Después de la muerte de la madre, enviaron a Luarmina hacia el lado de acá, para que ella se amoldara en la Misión, entregada a oración y crucifijo. Había que componer a la moza por fuera, almidonarla por dentro. Y así fue como ella se dedicó a hilos, agujas y dedales. Hasta que se trasladó a su actual domicilio, en los alrededores de mi existencia.

Solo mucho después de retirarme de las pesquerías me vine a dar cuenta de que estaba arrimando deseos hacia la vecina. Comencé por cartas, mensajes a distancia. A cuenta de mis insistencias enamoradoras, Luarmina ya había aprendido las mil defensas. Ella siempre me deshacía los favores, negándose.

—Déjeme tranquila, Zeca. ¿No ve que yo ya no estrujo sábanas?

—¡¿Qué idea, doña vecina?! ¿Quién le dijo que yo tenía esa intención?

Sin embargo, ella tiene razón. Mis visitas son para cazarle un descuido en la existencia, pellizcarle una ternura. Solo sueño siempre lo mismo: arrebujarme con ella, arrastrado por esa ola grande que nos hacer inexistir. Ella resiste, pero yo regreso siempre al lugar de ella.

—Doña Luarmina, ¿qué es eso? Parece que de verdad se volvió monja. Un día, cuando le llegue el amor, usted ni lo va a reconocer.

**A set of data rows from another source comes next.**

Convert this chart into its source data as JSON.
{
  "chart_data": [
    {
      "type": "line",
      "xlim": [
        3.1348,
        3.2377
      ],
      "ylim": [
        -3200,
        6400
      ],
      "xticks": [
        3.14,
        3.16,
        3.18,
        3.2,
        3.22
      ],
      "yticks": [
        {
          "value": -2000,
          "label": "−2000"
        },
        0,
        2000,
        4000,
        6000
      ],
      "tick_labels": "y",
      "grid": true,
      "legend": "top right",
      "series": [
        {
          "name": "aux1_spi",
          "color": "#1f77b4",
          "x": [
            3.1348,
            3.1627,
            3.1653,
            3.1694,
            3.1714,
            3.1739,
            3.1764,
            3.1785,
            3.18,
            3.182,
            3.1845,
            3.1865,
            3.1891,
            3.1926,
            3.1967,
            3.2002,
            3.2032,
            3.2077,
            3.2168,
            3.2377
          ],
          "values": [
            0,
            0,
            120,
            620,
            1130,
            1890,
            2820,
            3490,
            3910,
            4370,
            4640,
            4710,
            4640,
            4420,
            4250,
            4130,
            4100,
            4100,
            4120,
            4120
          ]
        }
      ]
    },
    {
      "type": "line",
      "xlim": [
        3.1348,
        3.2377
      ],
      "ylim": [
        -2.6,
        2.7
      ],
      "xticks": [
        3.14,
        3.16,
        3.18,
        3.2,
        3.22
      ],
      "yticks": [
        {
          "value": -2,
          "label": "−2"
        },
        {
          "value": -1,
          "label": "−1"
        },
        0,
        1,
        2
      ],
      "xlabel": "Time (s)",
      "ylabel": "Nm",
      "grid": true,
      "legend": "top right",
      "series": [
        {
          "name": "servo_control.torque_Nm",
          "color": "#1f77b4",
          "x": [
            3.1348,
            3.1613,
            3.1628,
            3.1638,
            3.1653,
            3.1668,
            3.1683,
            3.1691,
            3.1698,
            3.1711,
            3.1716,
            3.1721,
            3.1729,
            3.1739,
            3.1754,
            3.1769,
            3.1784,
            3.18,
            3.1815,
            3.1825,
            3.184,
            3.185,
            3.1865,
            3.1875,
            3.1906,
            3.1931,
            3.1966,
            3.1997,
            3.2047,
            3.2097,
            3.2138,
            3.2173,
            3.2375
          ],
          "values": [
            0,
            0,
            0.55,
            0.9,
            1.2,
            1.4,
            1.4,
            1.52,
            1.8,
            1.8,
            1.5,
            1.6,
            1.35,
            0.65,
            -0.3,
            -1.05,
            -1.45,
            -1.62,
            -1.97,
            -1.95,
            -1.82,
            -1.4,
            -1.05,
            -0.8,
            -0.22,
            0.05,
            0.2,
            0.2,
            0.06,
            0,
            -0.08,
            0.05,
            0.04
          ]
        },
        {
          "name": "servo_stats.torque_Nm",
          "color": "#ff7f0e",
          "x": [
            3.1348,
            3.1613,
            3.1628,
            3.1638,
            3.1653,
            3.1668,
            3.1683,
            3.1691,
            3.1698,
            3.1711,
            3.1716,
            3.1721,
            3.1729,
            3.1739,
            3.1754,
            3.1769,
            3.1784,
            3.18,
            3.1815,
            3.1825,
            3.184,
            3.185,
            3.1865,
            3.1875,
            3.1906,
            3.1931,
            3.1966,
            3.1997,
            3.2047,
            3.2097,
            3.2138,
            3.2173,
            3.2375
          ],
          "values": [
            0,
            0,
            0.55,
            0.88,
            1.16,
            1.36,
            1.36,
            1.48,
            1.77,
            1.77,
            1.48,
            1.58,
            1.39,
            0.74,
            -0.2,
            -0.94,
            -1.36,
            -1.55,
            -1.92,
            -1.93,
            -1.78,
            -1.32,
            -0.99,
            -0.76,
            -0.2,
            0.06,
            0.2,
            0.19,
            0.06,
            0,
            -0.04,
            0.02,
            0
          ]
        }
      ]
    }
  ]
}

—Déjeme, Zeca. Yo soy vieja, lo único que me hace falta es un hombro.

Confirmando esa afirmación de inutensilio, ella se frota las rodillas como si ellas fueran las culpables de su cansancio. Las piernas de ella, por la manera como se hinchan, dificultan las vías de la sangre. Le congelan los pies, uno los toca y son bloques de hielo. Y ella siempre se queja. Un día, aproveché para ofrecerme:

—¿Quiere que le caliente los pies?

Escalofriando expectativas, ella hasta aceptó. Incluso yo quedé así, medio hechizado, el corazón atropellando el pecho.

—¿Me los calienta, Zeca?

—Sí, los caliento; pero..., por la parte de dentro.

Buscaba un desliz en la defensa de ella, pero recibí calabazas. Yo estaba como aquel que fue a lavar la mano y ensució el jabón; o aquel que quería arreglarse la uña y se cortó el dedo. Con esta edad que tengo, yo ya debía conocer los debidos procedimientos, las delicadas tácticas de abordaje. Pero no. Mi fallecido abuelo siempre decía:

—Cuando jóvenes, solo nos enseñan lo que no sirve. Cuando viejos, solo aprendemos lo que es inútil.